Some city and county officials are worried about the implications for a future jail initiative. The current downtown jail is often under a “red-light status,” meaning officers sometimes wait hours before there’s space, if any, for new inmates.
Voters rejected a measure in 2023 that would have funded new facilities over the coming years. Cooley referenced this failure in his message, calling for more regional conversations to provide Spokanites with the “public health and safety solutions they are demanding.”
He told The Center Square that a regional solution might be on the horizon without raising rates.
“The three issues highlighted by Gavin are some of the biggest issues we’ve been working on at the DSP,” Emilie Cameron, DSP president and chief executive officer, told The Center Square.
She said the DSP has been convening meetings with other business, nonprofit and municipal associations since June. The goal is to build a “public safety and health funding plan” intended to improve conditions throughout the county as it grapples with homelessness and other issues.

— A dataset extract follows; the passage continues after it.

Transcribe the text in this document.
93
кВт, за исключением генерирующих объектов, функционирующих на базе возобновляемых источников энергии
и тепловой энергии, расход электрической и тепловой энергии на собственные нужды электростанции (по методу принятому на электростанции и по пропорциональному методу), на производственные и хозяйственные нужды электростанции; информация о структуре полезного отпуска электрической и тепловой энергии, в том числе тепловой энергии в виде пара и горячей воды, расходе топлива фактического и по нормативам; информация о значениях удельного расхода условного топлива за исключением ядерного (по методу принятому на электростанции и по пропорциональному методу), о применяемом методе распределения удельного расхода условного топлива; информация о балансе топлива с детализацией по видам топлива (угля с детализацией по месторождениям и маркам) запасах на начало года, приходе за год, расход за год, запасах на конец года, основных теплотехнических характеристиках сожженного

The DSP and SBA both endorsed Brown’s recent proposal to reintroduce an Alcohol Impact Area downtown after the area saw a 64% increase in related incidents over the last three years. The DSP also included increased treatment options and jail capacity, among many others, in its 2025 legislative priorities.
Cameron said the DSP worked closely with Brown on the proposal but is asking the city to do more, such as implementing a high-utilizer program and something similar to Seattle’s Stay out of Drug Areas, or SODA law.
“Coupled with ongoing, permanent increases in police presence downtown and enforcement of ordinances designed to keep our public spaces clean and clear, Spokane can foster a safer environment for all,” Cameron wrote in a letter of support for the AIA to the city council.